Status: candidate. The Lazada Malaysia search endpoint (/catalog/?q=...) is comprehensively blocked by Alibaba's TMD (Threat Management Detection) anti-bot CDN layer at the time of generation. Three independent attempts (verified+proxied Browserbase session, autobrowse inner-agent loop, and browse cloud fetch direct HTTP) all converged to the same /catalog/_____tmd_____/punish?x5step=1&x5secdata=… reCAPTCHA wall.
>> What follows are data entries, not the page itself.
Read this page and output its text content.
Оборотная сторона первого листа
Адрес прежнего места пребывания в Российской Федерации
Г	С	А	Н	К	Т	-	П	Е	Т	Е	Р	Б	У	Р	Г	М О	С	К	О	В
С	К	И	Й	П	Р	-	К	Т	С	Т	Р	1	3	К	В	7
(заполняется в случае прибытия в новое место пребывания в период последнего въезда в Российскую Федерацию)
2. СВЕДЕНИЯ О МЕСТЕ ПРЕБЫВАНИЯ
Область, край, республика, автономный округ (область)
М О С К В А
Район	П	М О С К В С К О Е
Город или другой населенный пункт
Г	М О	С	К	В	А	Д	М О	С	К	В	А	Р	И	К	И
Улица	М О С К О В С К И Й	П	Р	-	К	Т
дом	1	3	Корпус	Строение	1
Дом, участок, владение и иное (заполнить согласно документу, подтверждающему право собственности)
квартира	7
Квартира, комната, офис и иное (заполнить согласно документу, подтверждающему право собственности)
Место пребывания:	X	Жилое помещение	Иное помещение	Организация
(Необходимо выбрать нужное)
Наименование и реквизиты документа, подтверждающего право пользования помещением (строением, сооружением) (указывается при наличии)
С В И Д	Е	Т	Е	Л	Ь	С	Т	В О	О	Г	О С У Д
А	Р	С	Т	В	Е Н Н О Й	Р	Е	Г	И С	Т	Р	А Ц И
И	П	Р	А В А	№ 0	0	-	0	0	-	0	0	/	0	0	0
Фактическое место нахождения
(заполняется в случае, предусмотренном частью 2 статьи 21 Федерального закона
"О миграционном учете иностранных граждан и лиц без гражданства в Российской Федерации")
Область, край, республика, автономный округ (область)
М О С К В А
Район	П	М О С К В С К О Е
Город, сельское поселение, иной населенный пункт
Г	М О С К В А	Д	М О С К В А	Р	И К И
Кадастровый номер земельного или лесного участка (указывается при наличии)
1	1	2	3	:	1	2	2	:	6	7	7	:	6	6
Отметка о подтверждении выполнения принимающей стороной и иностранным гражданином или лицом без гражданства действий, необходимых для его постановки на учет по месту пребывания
Operating this skill in practice requires one of the wall-busting paths in Site-Specific Gotchas below — most likely an external CAPTCHA-solving service or a Malaysian-residential proxy that has not yet been tried.
When to Use
- Comparison shopping across Lazada Malaysia by keyword (e.g. "wireless earphones under RM100").
- Inventory monitoring for a specific product line on the MY storefront.
- Bulk catalog enumeration for a category — when paired with a working wall-bust strategy.
- Not for logged-in operations (wishlists, cart, checkout) — those require auth and are out of scope.
Workflow
Lazada Malaysia has no usable public JSON API and no functioning mobile-app shortcut from a Browserbase US-region session — every probe of /catalog/?q=, /shop/{store}/, /products/i*-s*.html, acs.lazada.com.my/h5/mtop.lazada.search.gateway, and /sitemap_pdp.xml returned either Bxpunish: 1 (TMD interstitial) or a 5xx. The browser is the only surface that loads anything; the search URL specifically is gated. Lead with the browser flow below, but expect to hit the wall on the very first navigation to /catalog/?q= and apply one of the Gotchas workarounds before extracting.
-
Create a verified + proxied session.
sid=$(browse cloud sessions create --keep-alive --proxies --verified --solve-captchas \ | node -e "let s='';process.stdin.on('data',c=>s+=c).on('end',()=>process.stdout.write(JSON.parse(s).id))") export BROWSE_SESSION="$sid"All three flags are mandatory.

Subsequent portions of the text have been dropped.